Julian Godhigh, as part of a “new” generation, prides himself on the fact that he is unlike his mother in applying racial stereotypes: Such actions are obsolete echoes of a distant past, and he considers himself above them. Embarrassed constantly by his mother’s egotistical attitude (a fact emphasized by her overweight condition), Julian decides he will use the bus trip to “cut her down to size.” By attempting to make his mother see her own flaws instead of those of an “inferior” race, he will force her to come face to face with “who she really is.” Such self-discovery in spite of self-deception then becomes the major thematic emphasis of this tale. Ironically, however, both Julian and his mother progress from inaccurate self-images to the stark realization that the character traits they so prize are in fact petty and worthless.

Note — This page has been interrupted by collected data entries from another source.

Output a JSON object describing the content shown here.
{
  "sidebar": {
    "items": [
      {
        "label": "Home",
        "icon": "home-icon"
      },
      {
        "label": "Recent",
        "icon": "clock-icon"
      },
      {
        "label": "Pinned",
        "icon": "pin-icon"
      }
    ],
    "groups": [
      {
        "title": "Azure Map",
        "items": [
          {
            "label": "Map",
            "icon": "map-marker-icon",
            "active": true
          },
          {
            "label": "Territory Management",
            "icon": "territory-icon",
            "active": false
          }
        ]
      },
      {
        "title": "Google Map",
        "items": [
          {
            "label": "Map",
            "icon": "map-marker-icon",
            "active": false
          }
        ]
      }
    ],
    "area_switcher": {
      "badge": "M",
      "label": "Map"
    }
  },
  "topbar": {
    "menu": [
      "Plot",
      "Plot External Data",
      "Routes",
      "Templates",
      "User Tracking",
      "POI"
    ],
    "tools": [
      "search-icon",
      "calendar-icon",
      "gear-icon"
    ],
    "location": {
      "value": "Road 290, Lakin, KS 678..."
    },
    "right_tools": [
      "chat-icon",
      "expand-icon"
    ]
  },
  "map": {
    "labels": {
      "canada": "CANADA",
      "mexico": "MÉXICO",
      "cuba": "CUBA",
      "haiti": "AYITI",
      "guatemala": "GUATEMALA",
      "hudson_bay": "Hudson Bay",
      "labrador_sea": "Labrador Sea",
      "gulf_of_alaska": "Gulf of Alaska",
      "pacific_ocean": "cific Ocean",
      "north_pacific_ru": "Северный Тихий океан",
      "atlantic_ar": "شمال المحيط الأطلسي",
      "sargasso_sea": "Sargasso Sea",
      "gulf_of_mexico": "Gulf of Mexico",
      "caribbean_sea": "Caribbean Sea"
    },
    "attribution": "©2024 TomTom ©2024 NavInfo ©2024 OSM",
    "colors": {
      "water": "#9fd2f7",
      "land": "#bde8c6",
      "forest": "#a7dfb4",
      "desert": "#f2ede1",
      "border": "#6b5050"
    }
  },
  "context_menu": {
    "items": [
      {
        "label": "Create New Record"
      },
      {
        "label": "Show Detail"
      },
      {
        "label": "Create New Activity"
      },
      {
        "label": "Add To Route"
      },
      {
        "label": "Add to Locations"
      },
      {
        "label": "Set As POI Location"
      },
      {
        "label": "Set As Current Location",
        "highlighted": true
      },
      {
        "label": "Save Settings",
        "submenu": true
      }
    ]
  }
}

Julian’s way of forcing self-discovery in his mother includes fraternizing with black people on the bus, an act that his mother considers outrageous but that Julian perceives as evidence of his tolerance and lack of racial bias. He feels his mind is obviously superior to hers, and thus he alone can see her flagrant mistakes. Mother, on the other hand, emphasizes the value of the heart over the head and insists that human feelings and emotions are more important than intelligence. Since she “feels” superior, she must be so, and Julian’s actions are therefore both insensitive and inconsiderate.

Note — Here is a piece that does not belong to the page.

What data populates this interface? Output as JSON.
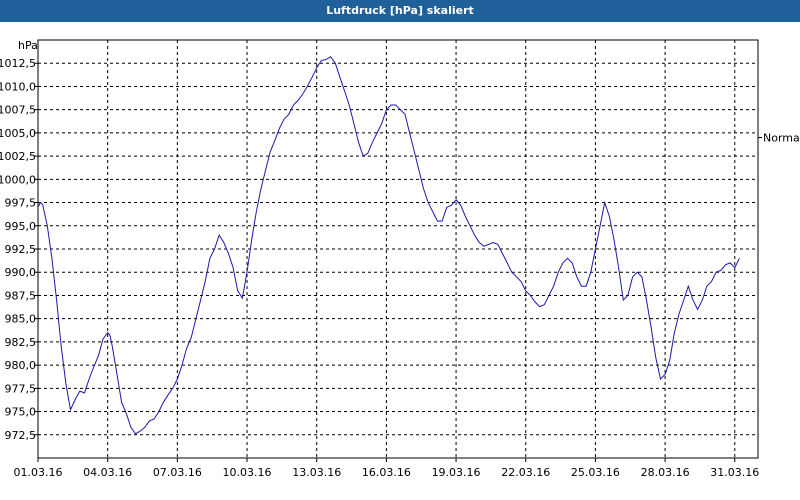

O’Connor reveals the flaws of both Godhighs through repeated imagery and through the use of dopplegangers, or doubles. Using the phrase “Rome wasn’t built in a day,” O’Connor suggests the tottering world of Julian and his mother: Their existence is truly not the “Julian” age of Rome’s expansion and success but rather an indication of its ultimate fall. In addition, through the use of doppelgangers, O’Connor points out the similarities of the seeming disparate races by introducing a black woman who boards the bus wearing the same purple hat that Julian’s mother has picked out earlier in the day. Carrying a small boy, the woman is the mirror image of her white counterpart. Julian, duly noting only part of the parallel, sees this as a delicious put-down of his mother’s arrogance but fails to note the parallels to himself in the little boy, who is also cowed and dominated by a fiercely aggressive parent.

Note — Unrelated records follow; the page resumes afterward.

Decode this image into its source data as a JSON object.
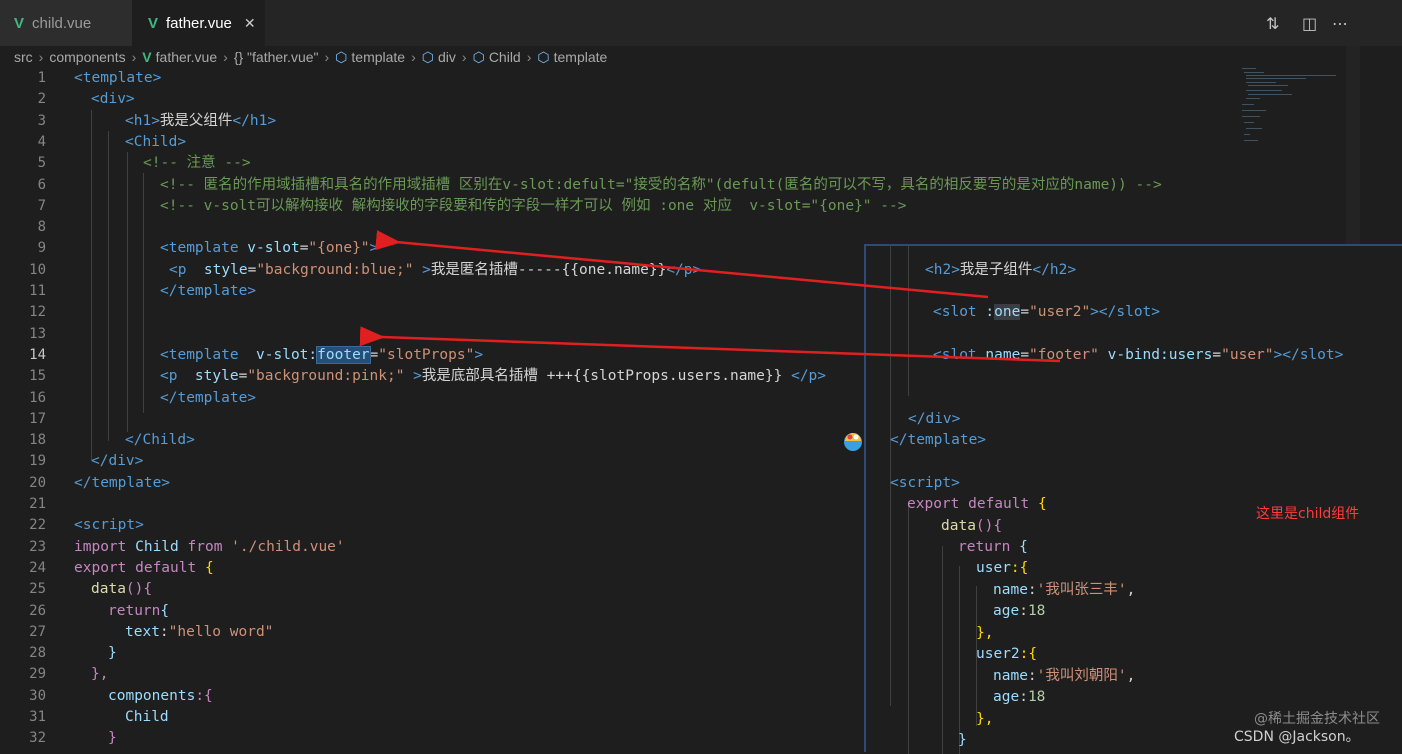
{
  "tabs": [
    {
      "label": "child.vue",
      "icon": "vue-icon",
      "active": false
    },
    {
      "label": "father.vue",
      "icon": "vue-icon",
      "active": true,
      "close": "✕"
    }
  ],
  "breadcrumb": [
    "src",
    "components",
    "father.vue",
    "{} \"father.vue\"",
    "template",
    "div",
    "Child",
    "template"
  ],
  "line_numbers": [
    "1",
    "2",
    "3",
    "4",
    "5",
    "6",
    "7",
    "8",
    "9",
    "10",
    "11",
    "12",
    "13",
    "14",
    "15",
    "16",
    "17",
    "18",
    "19",
    "20",
    "21",
    "22",
    "23",
    "24",
    "25",
    "26",
    "27",
    "28",
    "29",
    "30",
    "31",
    "32"
  ],
  "current_line": "14",
  "code": {
    "l1": "<template>",
    "l2": "<div>",
    "l3a": "<h1>",
    "l3b": "我是父组件",
    "l3c": "</h1>",
    "l4": "<Child>",
    "l5": "<!-- 注意 -->",
    "l6": "<!-- 匿名的作用域插槽和具名的作用域插槽 区别在v-slot:defult=\"接受的名称\"(defult(匿名的可以不写，具名的相反要写的是对应的name)) -->",
    "l7": "<!-- v-solt可以解构接收 解构接收的字段要和传的字段一样才可以 例如 :one 对应  v-slot=\"{one}\" -->",
    "l9a": "<template",
    "l9b": " v-slot",
    "l9c": "=",
    "l9d": "\"{one}\"",
    "l9e": ">",
    "l10a": "<p",
    "l10b": "  style",
    "l10c": "=",
    "l10d": "\"background:blue;\"",
    "l10e": " >",
    "l10f": "我是匿名插槽-----{{one.name}}",
    "l10g": "</p>",
    "l11": "</template>",
    "l14a": "<template",
    "l14b": "  v-slot:",
    "l14c": "footer",
    "l14d": "=",
    "l14e": "\"slotProps\"",
    "l14f": ">",
    "l15a": "<p",
    "l15b": "  style",
    "l15c": "=",
    "l15d": "\"background:pink;\"",
    "l15e": " >",
    "l15f": "我是底部具名插槽 +++{{slotProps.users.name}} ",
    "l15g": "</p>",
    "l16": "</template>",
    "l18": "</Child>",
    "l19": "</div>",
    "l20": "</template>",
    "l22": "<script>",
    "l23a": "import",
    "l23b": " Child ",
    "l23c": "from",
    "l23d": " './child.vue'",
    "l24a": "export default",
    "l24b": " {",
    "l25a": "data",
    "l25b": "(){",
    "l26a": "return",
    "l26b": "{",
    "l27a": "text",
    "l27b": ":",
    "l27c": "\"hello word\"",
    "l28": "}",
    "l29": "},",
    "l30a": "components",
    "l30b": ":{",
    "l31": "Child",
    "l32": "}"
  },
  "child_panel": {
    "p1a": "<h2>",
    "p1b": "我是子组件",
    "p1c": "</h2>",
    "p2a": "<slot",
    "p2b": " :",
    "p2c": "one",
    "p2d": "=",
    "p2e": "\"user2\"",
    "p2f": "></slot>",
    "p3a": "<slot",
    "p3b": " name",
    "p3c": "=",
    "p3d": "\"footer\"",
    "p3e": " v-bind:users",
    "p3f": "=",
    "p3g": "\"user\"",
    "p3h": "></slot>",
    "p4": "</div>",
    "p5": "</template>",
    "p6": "<script>",
    "p7a": "export default",
    "p7b": " {",
    "p8a": "data",
    "p8b": "(){",
    "p9a": "return",
    "p9b": " {",
    "p10a": "user",
    "p10b": ":{",
    "p11a": "name",
    "p11b": ":",
    "p11c": "'我叫张三丰'",
    "p11d": ",",
    "p12a": "age",
    "p12b": ":",
    "p12c": "18",
    "p13": "},",
    "p14a": "user2",
    "p14b": ":{",
    "p15a": "name",
    "p15b": ":",
    "p15c": "'我叫刘朝阳'",
    "p15d": ",",
    "p16a": "age",
    "p16b": ":",
    "p16c": "18",
    "p17": "},",
    "p18": "}"
  },
  "annotation": "这里是child组件",
  "watermarks": {
    "juejin": "@稀土掘金技术社区",
    "csdn": "CSDN @Jackson。"
  },
  "colors": {
    "accent_arrow": "#e02020",
    "vue": "#41b883",
    "tag": "#569cd6",
    "string": "#ce9178",
    "comment": "#6a9955"
  }
}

Mother, fascinated by the young boy’s cuteness, is pleased when he sits down next to her, and symbolically O’Connor suggests that the mothers have exchanged sons. As the bus ride continues, Julian must watch as his mother continues to try to attract the young black boy’s attention, all the while fostering the condescending attitude to another race that Julian so despises. Eventually, when both parent/child pairs depart the bus at the same stop, Julian’s mother offers the child a shiny new penny, an indication of her insensitivity and her feelings of superiority. Julian exults when his mother receives a fierce blow from the black mother’s purse that knocks her to the ground. With prideful lack of pity and forgiveness, Julian believes his mother has received only the punishment she deserves. When, however, he notes that the blow has resulted in a heart attack or stroke that threatens his mother’s life, Julian finally understands that sin must be met with mercy and that his own self-centered attitude has prohibited him from ministry until it is too late.
O’Connor’s intriguing title for the story seems to suggest that all of life (classes, races, and religions) eventually will have to intersect, just as pure laws of physics would predict that everything on Earth that rises eventually will converge somewhere in space. Whether this action causes a disastrous collision or a peaceful merging of equals is left to the characters and to the reader.